Noticias de Telefónica
- The improvement in the Spanish economy will become evident both this year and next year, with a real GDP growth of 1.3% in 2014 and 2% in 2015.
- The fiscal adjustments undertaken in 2013, internationalisation and the reform agenda are the keys to this acceleration, which is proving to be even faster than that forecast a year ago.
- Spain's geostrategic position makes it an ideal location for exports and the development of value-added clusters.
- The CEC insists that the reform agenda must continue in order to improve the country's growth potential and reduce the unemployment rate.
That is one of the first conclusions of the new economic report produced by the CEC, which outlines the economic scenario forecast for 2014 and 2015, and which reveals an even faster rise in growth than that predicted a year ago. The CEC estimates that growth in Spain this year will be 1.3%, increasing to up to 2% in 2015.
As keys in this acceleration of the economic recovery, the document cites the implementation and the credibility of the fiscal adjustments made last year, growing internationalisation and the commitment to reform.
The study, produced by experts and analysts from the companies that make up the CEC, highlights the current positive phase of the economic cycle in Spain, following a very favourable contribution by the foreign sector, which will now be translated into fixed investment and, finally, into private consumption and employment.

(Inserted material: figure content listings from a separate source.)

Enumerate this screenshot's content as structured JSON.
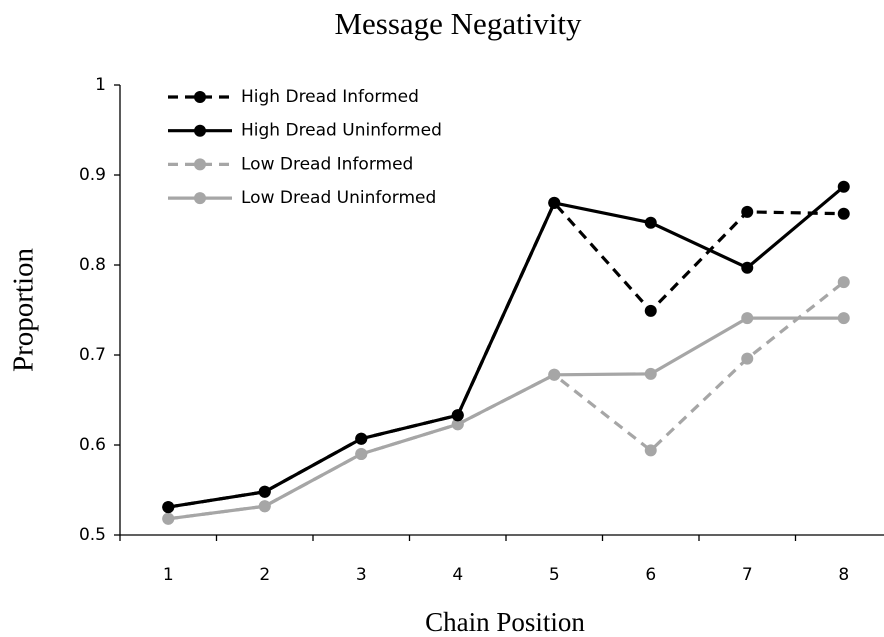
{
  "chart_data": {
    "type": "line",
    "title": "Message Negativity",
    "x_label": "Chain Position",
    "y_label": "Proportion",
    "categories": [
      "1",
      "2",
      "3",
      "4",
      "5",
      "6",
      "7",
      "8"
    ],
    "series": [
      {
        "name": "High Dread Informed",
        "color": "#000000",
        "dashed": true,
        "values": [
          0.531,
          0.548,
          0.607,
          0.633,
          0.869,
          0.749,
          0.859,
          0.857
        ]
      },
      {
        "name": "High Dread Uninformed",
        "color": "#000000",
        "dashed": false,
        "values": [
          0.531,
          0.548,
          0.607,
          0.633,
          0.869,
          0.847,
          0.797,
          0.887
        ]
      },
      {
        "name": "Low Dread Informed",
        "color": "#a6a6a6",
        "dashed": true,
        "values": [
          0.518,
          0.532,
          0.59,
          0.623,
          0.678,
          0.594,
          0.696,
          0.781
        ]
      },
      {
        "name": "Low Dread Uninformed",
        "color": "#a6a6a6",
        "dashed": false,
        "values": [
          0.518,
          0.532,
          0.59,
          0.623,
          0.678,
          0.679,
          0.741,
          0.741
        ]
      }
    ],
    "ylim": [
      0.5,
      1
    ],
    "yticks": [
      0.5,
      0.6,
      0.7,
      0.8,
      0.9,
      1
    ],
    "grid": false,
    "legend": "top-left"
  }
}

In fact, the labour statistics of the last six months confirm this improvement, related not only to the economic recovery already underway, but also to the greater flexibility as a result of the labour reforms, which have contributed to substantially halting the loss of jobs in both 2012 and 2013.
In this document, as in previous reports, the CEC once again highlights the potential of the internationalisation of our economy, which must increasingly be based on the diversification of products and destinations to reinforce exports, not only by large companies but also by small and medium-sized enterprises.

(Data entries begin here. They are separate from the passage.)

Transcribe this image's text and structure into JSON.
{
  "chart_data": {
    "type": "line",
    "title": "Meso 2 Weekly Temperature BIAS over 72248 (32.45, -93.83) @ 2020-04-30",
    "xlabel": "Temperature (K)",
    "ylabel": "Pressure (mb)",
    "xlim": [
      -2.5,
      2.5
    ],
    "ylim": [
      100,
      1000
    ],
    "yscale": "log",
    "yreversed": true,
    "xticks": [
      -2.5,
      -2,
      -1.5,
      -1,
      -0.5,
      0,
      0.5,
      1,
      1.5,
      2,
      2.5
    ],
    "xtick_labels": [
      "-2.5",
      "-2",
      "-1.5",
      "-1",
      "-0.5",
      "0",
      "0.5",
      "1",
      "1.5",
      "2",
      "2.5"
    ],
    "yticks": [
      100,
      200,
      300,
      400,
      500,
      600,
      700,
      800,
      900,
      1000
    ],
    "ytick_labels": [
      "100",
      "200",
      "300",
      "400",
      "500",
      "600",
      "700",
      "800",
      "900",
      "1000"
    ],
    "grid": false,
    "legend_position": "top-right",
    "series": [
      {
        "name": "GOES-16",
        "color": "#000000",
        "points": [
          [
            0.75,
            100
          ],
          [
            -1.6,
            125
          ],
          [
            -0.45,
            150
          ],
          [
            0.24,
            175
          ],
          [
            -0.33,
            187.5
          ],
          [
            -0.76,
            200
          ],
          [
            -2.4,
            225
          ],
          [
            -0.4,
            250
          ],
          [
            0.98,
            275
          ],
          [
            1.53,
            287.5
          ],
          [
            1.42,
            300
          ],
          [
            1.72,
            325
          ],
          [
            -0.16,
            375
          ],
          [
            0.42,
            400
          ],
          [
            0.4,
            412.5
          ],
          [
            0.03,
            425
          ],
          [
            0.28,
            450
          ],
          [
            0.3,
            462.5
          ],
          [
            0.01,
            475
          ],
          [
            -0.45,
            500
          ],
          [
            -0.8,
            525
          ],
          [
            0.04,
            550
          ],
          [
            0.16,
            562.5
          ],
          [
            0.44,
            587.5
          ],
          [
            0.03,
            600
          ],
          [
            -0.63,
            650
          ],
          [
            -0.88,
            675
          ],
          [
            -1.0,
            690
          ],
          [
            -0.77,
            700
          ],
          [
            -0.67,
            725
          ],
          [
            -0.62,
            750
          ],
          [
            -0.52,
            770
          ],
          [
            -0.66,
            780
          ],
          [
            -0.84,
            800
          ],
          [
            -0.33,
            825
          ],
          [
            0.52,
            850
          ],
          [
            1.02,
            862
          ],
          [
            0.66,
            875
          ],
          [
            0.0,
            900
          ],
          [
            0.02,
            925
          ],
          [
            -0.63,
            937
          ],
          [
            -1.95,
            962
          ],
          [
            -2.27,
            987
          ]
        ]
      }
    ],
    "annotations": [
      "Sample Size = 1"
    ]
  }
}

This export potential confirms the attractiveness of Spain for inward productive investments, as demonstrated by the volume of international projects which the country has attracted in recent years, despite the economic crisis, thanks also to its geostrategic location, ideal for the development of value-added clusters.
The reforms must continue
These favourable dynamics, explains the CEC's report, are sustainable thanks to the fact that the imbalances in the private sector have been addressed, especially the fall in its debt levels, the restructuring of its assets and the improvement in its operating figures. This, together with the fact that the construction sector's contribution is increasingly less negative, will mean that the CEC's growth predictions should be met.

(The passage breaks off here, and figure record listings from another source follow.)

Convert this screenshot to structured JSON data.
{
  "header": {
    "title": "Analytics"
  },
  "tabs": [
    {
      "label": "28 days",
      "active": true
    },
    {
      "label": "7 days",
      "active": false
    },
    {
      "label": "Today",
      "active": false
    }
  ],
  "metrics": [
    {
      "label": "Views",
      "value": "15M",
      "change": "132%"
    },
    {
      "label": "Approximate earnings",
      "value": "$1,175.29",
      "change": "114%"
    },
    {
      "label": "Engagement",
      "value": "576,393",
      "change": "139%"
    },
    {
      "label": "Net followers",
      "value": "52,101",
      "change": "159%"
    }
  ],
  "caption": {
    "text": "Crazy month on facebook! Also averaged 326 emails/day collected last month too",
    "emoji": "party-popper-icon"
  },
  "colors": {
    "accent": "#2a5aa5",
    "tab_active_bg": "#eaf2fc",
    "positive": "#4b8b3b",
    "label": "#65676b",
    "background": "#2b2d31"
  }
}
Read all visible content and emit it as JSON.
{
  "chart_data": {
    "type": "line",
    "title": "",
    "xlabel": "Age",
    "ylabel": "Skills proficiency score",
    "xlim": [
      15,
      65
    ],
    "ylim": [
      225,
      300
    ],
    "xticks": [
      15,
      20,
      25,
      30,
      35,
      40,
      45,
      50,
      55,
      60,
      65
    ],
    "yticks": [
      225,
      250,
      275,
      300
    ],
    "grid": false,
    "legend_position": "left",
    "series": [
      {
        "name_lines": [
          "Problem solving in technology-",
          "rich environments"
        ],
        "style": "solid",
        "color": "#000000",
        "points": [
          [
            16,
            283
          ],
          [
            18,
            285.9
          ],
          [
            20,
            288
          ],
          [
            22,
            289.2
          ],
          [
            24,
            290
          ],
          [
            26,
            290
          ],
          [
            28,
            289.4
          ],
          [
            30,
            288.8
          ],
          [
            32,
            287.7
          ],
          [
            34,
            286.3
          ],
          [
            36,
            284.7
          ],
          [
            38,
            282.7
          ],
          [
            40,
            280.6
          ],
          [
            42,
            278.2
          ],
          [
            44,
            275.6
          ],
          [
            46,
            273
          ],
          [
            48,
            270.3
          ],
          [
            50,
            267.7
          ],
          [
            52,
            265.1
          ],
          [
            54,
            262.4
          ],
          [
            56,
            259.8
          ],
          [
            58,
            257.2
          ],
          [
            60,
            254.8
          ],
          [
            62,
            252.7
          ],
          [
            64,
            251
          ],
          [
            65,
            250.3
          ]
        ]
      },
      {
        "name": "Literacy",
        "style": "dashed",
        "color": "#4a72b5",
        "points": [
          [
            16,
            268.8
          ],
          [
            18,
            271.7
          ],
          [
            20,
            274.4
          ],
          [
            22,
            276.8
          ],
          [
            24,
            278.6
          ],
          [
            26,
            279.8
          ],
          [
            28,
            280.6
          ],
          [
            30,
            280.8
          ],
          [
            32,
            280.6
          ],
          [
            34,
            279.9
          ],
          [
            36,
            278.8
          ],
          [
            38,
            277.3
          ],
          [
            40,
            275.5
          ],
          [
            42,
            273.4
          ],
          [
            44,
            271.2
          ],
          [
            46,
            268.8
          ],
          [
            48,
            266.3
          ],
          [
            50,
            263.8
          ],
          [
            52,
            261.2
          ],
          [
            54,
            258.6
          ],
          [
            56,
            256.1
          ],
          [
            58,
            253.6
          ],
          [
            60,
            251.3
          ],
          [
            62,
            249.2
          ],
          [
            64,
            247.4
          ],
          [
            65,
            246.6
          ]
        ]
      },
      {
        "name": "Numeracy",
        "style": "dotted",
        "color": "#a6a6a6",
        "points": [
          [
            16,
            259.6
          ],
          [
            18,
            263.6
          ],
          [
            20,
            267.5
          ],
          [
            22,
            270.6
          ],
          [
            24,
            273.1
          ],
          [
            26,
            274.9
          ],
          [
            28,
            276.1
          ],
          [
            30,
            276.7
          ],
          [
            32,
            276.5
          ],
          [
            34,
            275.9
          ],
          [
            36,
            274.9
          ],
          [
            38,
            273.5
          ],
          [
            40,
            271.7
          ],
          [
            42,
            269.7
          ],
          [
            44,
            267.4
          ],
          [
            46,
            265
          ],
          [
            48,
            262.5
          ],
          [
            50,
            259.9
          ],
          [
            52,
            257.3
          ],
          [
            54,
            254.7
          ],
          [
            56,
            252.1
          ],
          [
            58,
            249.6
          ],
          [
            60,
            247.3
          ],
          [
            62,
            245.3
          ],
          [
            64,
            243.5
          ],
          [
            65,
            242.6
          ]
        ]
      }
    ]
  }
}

However, in its report, the Council insists that considerable challenges still lie ahead and that the reform agenda implemented by the government must continue to be enforced. The document stresses three areas in which these reform efforts should be concentrated from now on:
- maintain the project for the modernisation and rationalisation of the Public Administration
- promote additional legislation to stimulate job creation
- place the focus on the economic transformation.
About the Business Council for Competitiveness
The Business Council for Competitiveness (CEC), created in February 2011, is composed of 15 companies and the Family Business Institute. The direct contribution of the companies of the CEC was 5.3% of Spanish GDP in 2013, while their total contribution, including direct and secondary impacts, stood at 13.2% (122,742 million euros). 59.7% of their combined turnover is generated outside Spain. Currently, the Council is presided over by the CEO of Telefónica, César Alierta.
Companies of the Business Council for Competitiveness: Acciona, ACS, Banco Santander, BBVA, El Corte Inglés, Ferrovial, Grupo Planeta, Iberdrola, Inditex, La Caixa, Mango, MAPFRE, Mercadona, Repsol, Telefónica.
Family Business Institute, represented by: Grupo Barceló, Havas Media Group, Prensa Ibérica.